Rob Scholte, establishment, gelijkgeschakelde media en lakse journalisten

cs
‘Ik ben kritisch over de journalistiek. Volgens mij is de pers gelijkgeschakeld, waarbij amusement en een bepaald politiek belang voorop staan. Er wordt onvoldoende goed onderzoek gedaan.’ Aldus kunstenaar Rob Scholte in een interview in NRC met Thomas van Huut. De interviewer vraagt niet door wat Scholte bedoelt, zodat we ernaar moeten gissen. Het interview stelt dat het ‘pact’ tussen interviewer en geïnterviewde dat stilzwijgend verzwijgt wat de aanleiding voor het gesprek is wordt doorbroken.

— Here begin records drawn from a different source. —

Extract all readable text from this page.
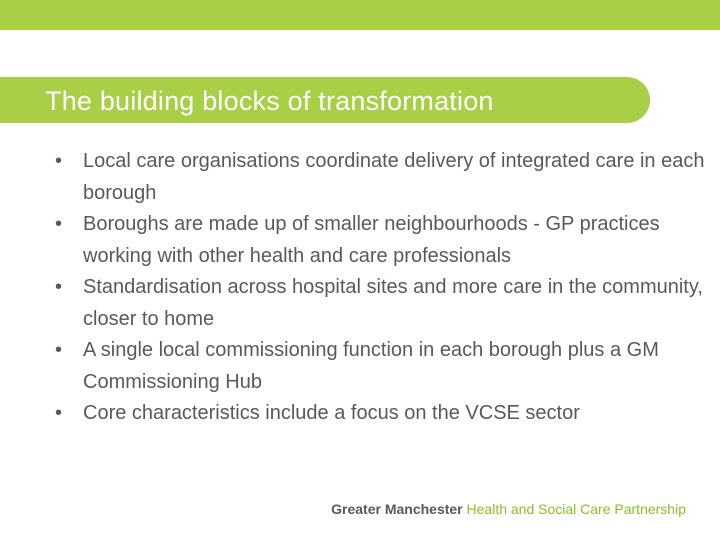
The building blocks of transformation
• Local care organisations coordinate delivery of integrated care in each borough
• Boroughs are made up of smaller neighbourhoods - GP practices working with other health and care professionals
• Standardisation across hospital sites and more care in the community, closer to home
• A single local commissioning function in each borough plus a GM Commissioning Hub
• Core characteristics include a focus on the VCSE sector
Greater Manchester Health and Social Care Partnership
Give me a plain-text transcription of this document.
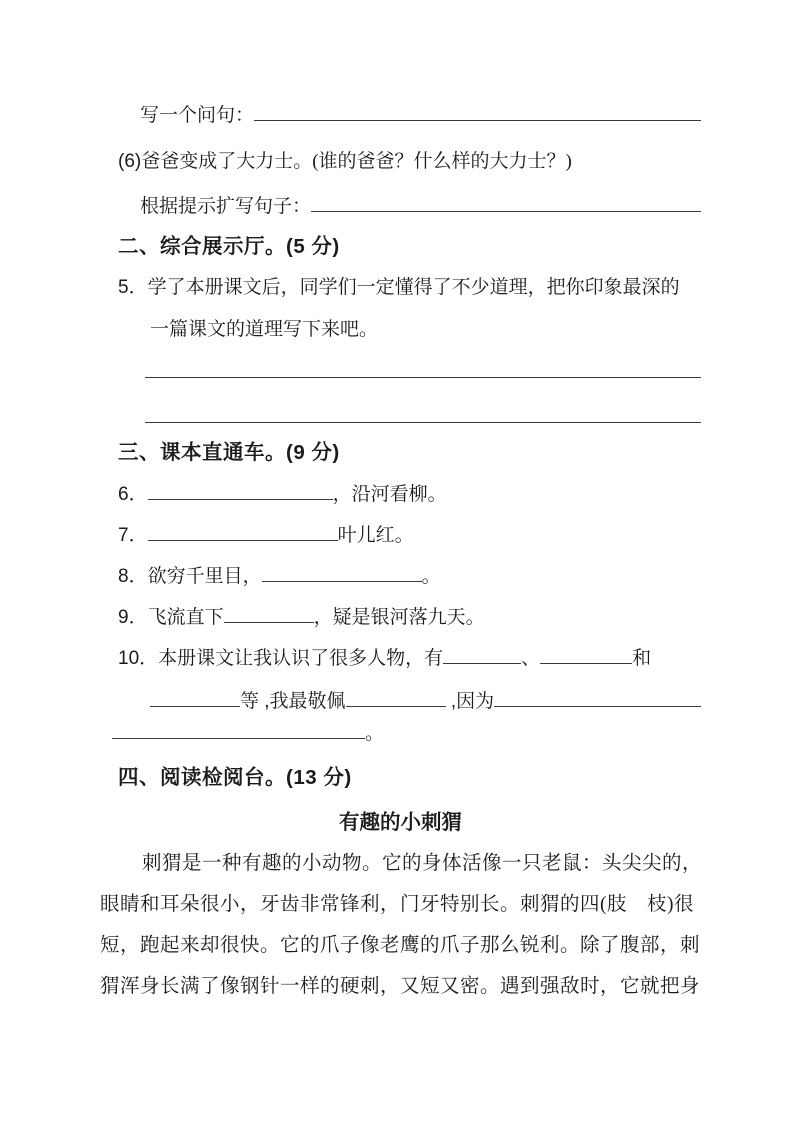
写一个问句：
(6)爸爸变成了大力士。 (谁的爸爸？什么样的大力士？)
根据提示扩写句子：
二、综合展示厅。(5 分)
5． 学了本册课文后，同学们一定懂得了不少道理，把你印象最深的
一篇课文的道理写下来吧。
三、课本直通车。(9 分)
6．	，沿河看柳。
7．	叶儿红。
8． 欲穷千里目，	。
9． 飞流直下	，疑是银河落九天。
10． 本册课文让我认识了很多人物，有	、	和
等 ,我最敬佩	,因为
。
四、阅读检阅台。(13 分)
有趣的小刺猬
刺猬是一种有趣的小动物。它的身体活像一只老鼠：头尖尖的，
眼睛和耳朵很小，牙齿非常锋利，门牙特别长。刺猬的四(肢　枝)很
短，跑起来却很快。它的爪子像老鹰的爪子那么锐利。除了腹部，刺
猬浑身长满了像钢针一样的硬刺，又短又密。遇到强敌时，它就把身
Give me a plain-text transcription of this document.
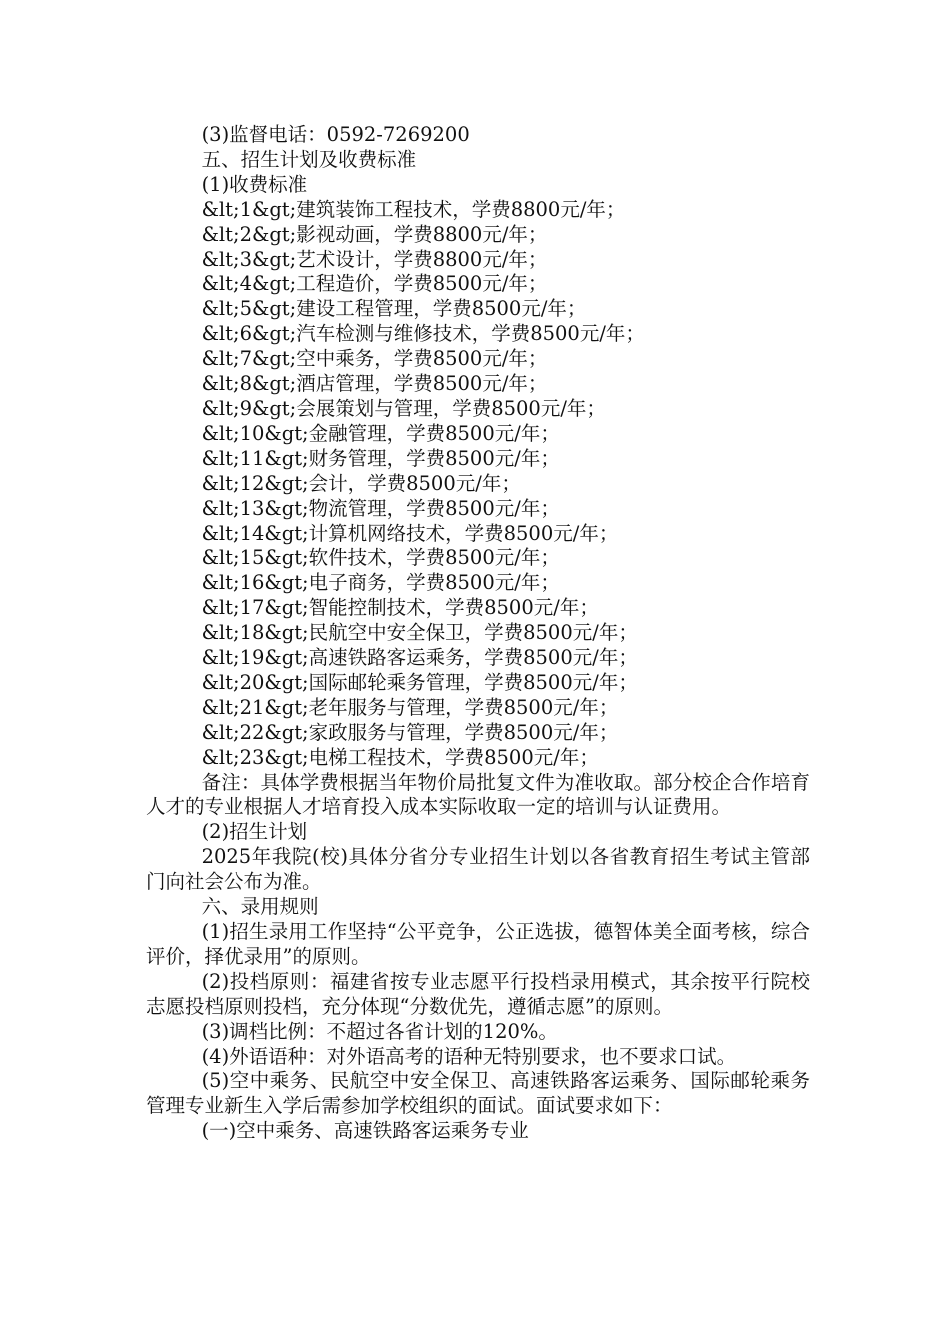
(3)监督电话：0592-7269200

五、招生计划及收费标准

(1)收费标准

&lt;1&gt;建筑装饰工程技术，学费8800元/年；

&lt;2&gt;影视动画，学费8800元/年；

&lt;3&gt;艺术设计，学费8800元/年；

&lt;4&gt;工程造价，学费8500元/年；

&lt;5&gt;建设工程管理，学费8500元/年；

&lt;6&gt;汽车检测与维修技术，学费8500元/年；

&lt;7&gt;空中乘务，学费8500元/年；

&lt;8&gt;酒店管理，学费8500元/年；

&lt;9&gt;会展策划与管理，学费8500元/年；

&lt;10&gt;金融管理，学费8500元/年；

&lt;11&gt;财务管理，学费8500元/年；

&lt;12&gt;会计，学费8500元/年；

&lt;13&gt;物流管理，学费8500元/年；

&lt;14&gt;计算机网络技术，学费8500元/年；

&lt;15&gt;软件技术，学费8500元/年；

&lt;16&gt;电子商务，学费8500元/年；

&lt;17&gt;智能控制技术，学费8500元/年；

&lt;18&gt;民航空中安全保卫，学费8500元/年；

&lt;19&gt;高速铁路客运乘务，学费8500元/年；

&lt;20&gt;国际邮轮乘务管理，学费8500元/年；

&lt;21&gt;老年服务与管理，学费8500元/年；

&lt;22&gt;家政服务与管理，学费8500元/年；

&lt;23&gt;电梯工程技术，学费8500元/年；

备注：具体学费根据当年物价局批复文件为准收取。部分校企合作培育人才的专业根据人才培育投入成本实际收取一定的培训与认证费用。

(2)招生计划

2025年我院(校)具体分省分专业招生计划以各省教育招生考试主管部门向社会公布为准。

六、录用规则

(1)招生录用工作坚持“公平竞争，公正选拔，德智体美全面考核，综合评价，择优录用”的原则。

(2)投档原则：福建省按专业志愿平行投档录用模式，其余按平行院校志愿投档原则投档，充分体现“分数优先，遵循志愿”的原则。

(3)调档比例：不超过各省计划的120%。

(4)外语语种：对外语高考的语种无特别要求，也不要求口试。

(5)空中乘务、民航空中安全保卫、高速铁路客运乘务、国际邮轮乘务管理专业新生入学后需参加学校组织的面试。面试要求如下：

(一)空中乘务、高速铁路客运乘务专业
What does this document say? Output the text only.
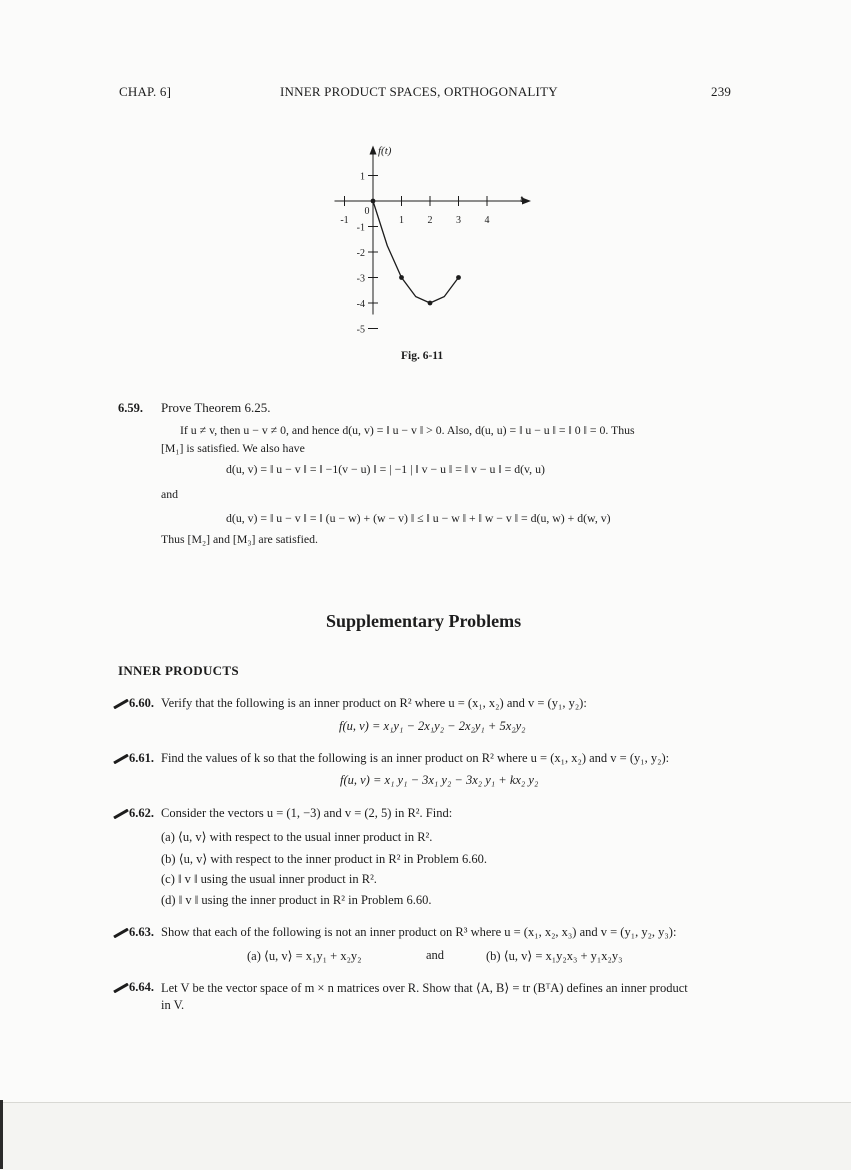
CHAP. 6]	INNER PRODUCT SPACES, ORTHOGONALITY	239
-1
0
1 2 3 4
1
-1
-2
-3
-4
-5
f(t)
t
Fig. 6-11
6.59. Prove Theorem 6.25.
If u ≠ v, then u − v ≠ 0, and hence d(u, v) = ‖ u − v ‖ > 0. Also, d(u, u) = ‖ u − u ‖ = ‖ 0 ‖ = 0. Thus
[M₁] is satisfied. We also have
d(u, v) = ‖ u − v ‖ = ‖ −1(v − u) ‖ = | −1 | ‖ v − u ‖ = ‖ v − u ‖ = d(v, u)
and
d(u, v) = ‖ u − v ‖ = ‖ (u − w) + (w − v) ‖ ≤ ‖ u − w ‖ + ‖ w − v ‖ = d(u, w) + d(w, v)
Thus [M₂] and [M₃] are satisfied.
Supplementary Problems
INNER PRODUCTS
6.60. Verify that the following is an inner product on R² where u = (x₁, x₂) and v = (y₁, y₂):
f(u, v) = x₁y₁ − 2x₁y₂ − 2x₂y₁ + 5x₂y₂
6.61. Find the values of k so that the following is an inner product on R² where u = (x₁, x₂) and v = (y₁, y₂):
f(u, v) = x₁ y₁ − 3x₁ y₂ − 3x₂ y₁ + kx₂ y₂
6.62. Consider the vectors u = (1, −3) and v = (2, 5) in R². Find:
(a) ⟨u, v⟩ with respect to the usual inner product in R².
(b) ⟨u, v⟩ with respect to the inner product in R² in Problem 6.60.
(c) ‖ v ‖ using the usual inner product in R².
(d) ‖ v ‖ using the inner product in R² in Problem 6.60.
6.63. Show that each of the following is not an inner product on R³ where u = (x₁, x₂, x₃) and v = (y₁, y₂, y₃):
(a) ⟨u, v⟩ = x₁y₁ + x₂y₂	and	(b) ⟨u, v⟩ = x₁y₂x₃ + y₁x₂y₃
6.64. Let V be the vector space of m × n matrices over R. Show that ⟨A, B⟩ = tr (BᵀA) defines an inner product
in V.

Het gaat over de tegenwerking die Scholte zegt te ondervinden van de gemeente Den Helder bij zijn Rob Scholte Museum. Die kritiek wordt ondersteund door een ruim ondertekende open brief aan het Helderse college. Een andere aanleiding is de tentoonstelling ‘Embroidery Show’ met achterkanten van 950 ‘gevonden’ borduurwerken met de handteking van Rob Scholte die in het Zwolse Museum de Fundatie tot 19 september 2016 getoond worden en vragen oproepen over authenticiteit in de kunst. Scholte verbreekt na 14 jaar de stilte, zo heet het, maar wat zegt hij?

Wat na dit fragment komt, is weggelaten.